Fair Trade Crafts

IMG_4961

To Buy or Not to Buy

By Victoria Fenner

When you’re on vacation in a developing country, do you enjoy the process of haggling with local merchants over the price of bracelets, shawls, and wood carvings? Or do you run the other way when a person with an armful of goods starts walking towards you?

 

Either way, the business practices of a lot of our favorite tourist destinations are a lot different than they are up here in the shopping malls of North America.

Credit: Victoria Fenner

Credit: Victoria Fenner

Most of us are amazed at the bargains that can be found in developing country markets.  Most of the merchants there are middlemen (and women) who have bought their wares from people too poor to make the trip to market.  The craftspeople who made the things you are contemplating buying are at the mercy of the middlemen. The money they earn for their hours of work is meager. Few of us would work for pennies a day.
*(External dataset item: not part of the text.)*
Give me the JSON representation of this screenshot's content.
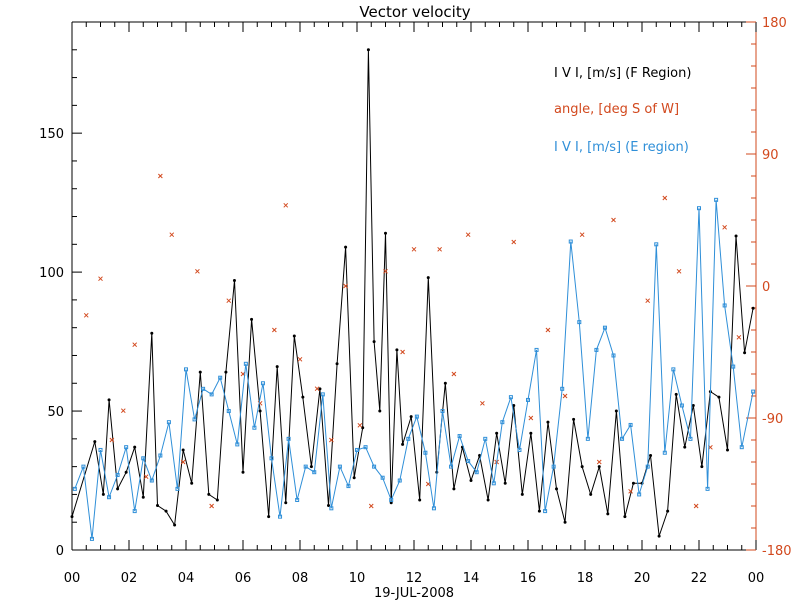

The hawkers on the street aren’t often doing much better.  Prices in the morning are higher than they are in the afternoon as vendors realize they don’t enough money for food for their family’s supper.

There are a few things that you can do to improve the lives of independent craftspeople.  You can resist the temptation to haggle with vendors and give them the price they ask (typically much less than what you’d pay here in Canada).  If language issues aren’t a barrier, you can ask the vendor how much of your money is going to the person who made the craft.  You can refuse to buy from vendors who demonstrate an insensitive attitude towards their suppliers. If you can get out to villages and buy from craftspeople directly, that’s a great thing to do too.  The closer you get to the place where goods are made, the more money is staying in the community where they were produced.

IMG_5057

Credit: Victoria Fenner

Of course, you don’t have to travel to the source to buy exotic carvings, jewellery, and other such goods. They are readily available here in Canada.  And the Fair Trade crafts movement is growing. Small independent suppliers such as Claudia Valdes of Latin Treasures, in Hamilton Ontario, can give you some ideas. Or have Ten Thousand Villages — a division of the Mennonite Central Committee — do the fair trading for you. They’ll give you a free cup of coffee (fair trade of course) while you shop.

But if you really like the thrill of negotiating with street or market vendors, go ahead and do it for the fun of it — remembering that if you can afford the trip to get there and bargain, your nickels and dimes are worth a lot more to the person you’re haggling with than they are to you.